Inline TypedDict types¶
Note
This is an experimental (non-standard) feature. Use
--enable-incomplete-feature=InlineTypedDict to enable.
Sometimes you may want to define a complex nested JSON schema, or annotate a one-off function that returns a TypedDict. In such cases it may be convenient to use inline TypedDict syntax.
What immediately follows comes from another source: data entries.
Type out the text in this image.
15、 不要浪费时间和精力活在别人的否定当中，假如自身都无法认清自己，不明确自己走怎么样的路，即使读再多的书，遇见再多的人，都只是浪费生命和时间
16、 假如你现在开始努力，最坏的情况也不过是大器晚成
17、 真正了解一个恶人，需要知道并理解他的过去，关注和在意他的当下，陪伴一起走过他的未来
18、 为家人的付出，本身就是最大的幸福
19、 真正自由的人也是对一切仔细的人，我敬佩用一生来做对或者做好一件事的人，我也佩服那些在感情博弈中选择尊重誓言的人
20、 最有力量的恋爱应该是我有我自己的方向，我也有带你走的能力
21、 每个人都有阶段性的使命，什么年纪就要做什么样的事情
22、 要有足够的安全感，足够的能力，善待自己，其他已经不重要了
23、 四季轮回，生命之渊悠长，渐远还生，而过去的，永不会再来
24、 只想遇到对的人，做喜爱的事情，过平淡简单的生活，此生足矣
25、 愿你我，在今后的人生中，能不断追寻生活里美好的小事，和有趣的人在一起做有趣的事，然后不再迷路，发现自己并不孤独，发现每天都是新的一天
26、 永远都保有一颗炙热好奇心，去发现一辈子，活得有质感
For example:
def test_values() -> {"int": int, "str": str}:
return {"int": 42, "str": "test"}
class Response(TypedDict):
status: int
msg: str
# Using inline syntax here avoids defining two additional TypedDicts.
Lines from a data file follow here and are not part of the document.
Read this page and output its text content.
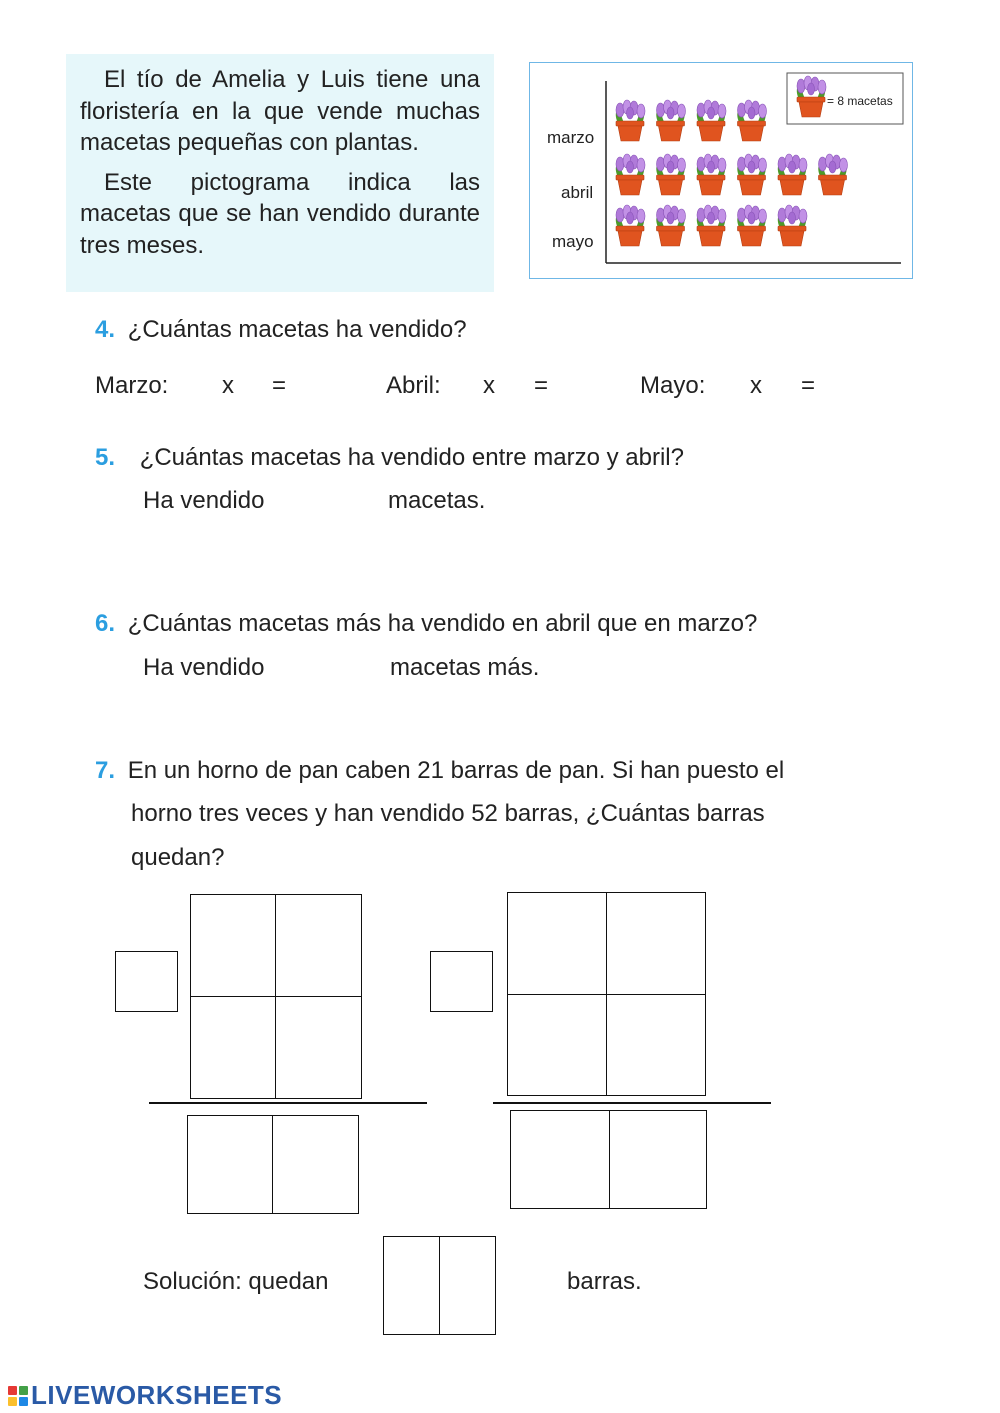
El tío de Amelia y Luis tiene una floristería en la que vende muchas macetas pequeñas con plantas.

Este pictograma indica las macetas que se han vendido durante tres meses.

marzo
abril
mayo
= 8 macetas
4. ¿Cuántas macetas ha vendido?
Marzo: x =	Abril: x =	Mayo: x =
5. ¿Cuántas macetas ha vendido entre marzo y abril?
Ha vendido	macetas.
6. ¿Cuántas macetas más ha vendido en abril que en marzo?
Ha vendido	macetas más.
7. En un horno de pan caben 21 barras de pan. Si han puesto el
horno tres veces y han vendido 52 barras, ¿Cuántas barras
quedan?
Solución: quedan	barras.
LIVEWORKSHEETS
content: {"items": list[{"key": str, "value": str}]}
Inline TypedDicts can also by used as targets of type aliases, but due to ambiguity with a regular variables it is only allowed for (newer) explicit type alias forms:
from typing import TypeAlias
X = {"a": int, "b": int} # creates a variable with type dict[str, type[int]]
Y: TypeAlias = {"a": int, "b": int} # creates a type alias
type Z = {"a": int, "b": int} # same as above (Python 3.12+ only)
Also, due to incompatibility with runtime type-checking it is strongly recommended to not use inline syntax in union types.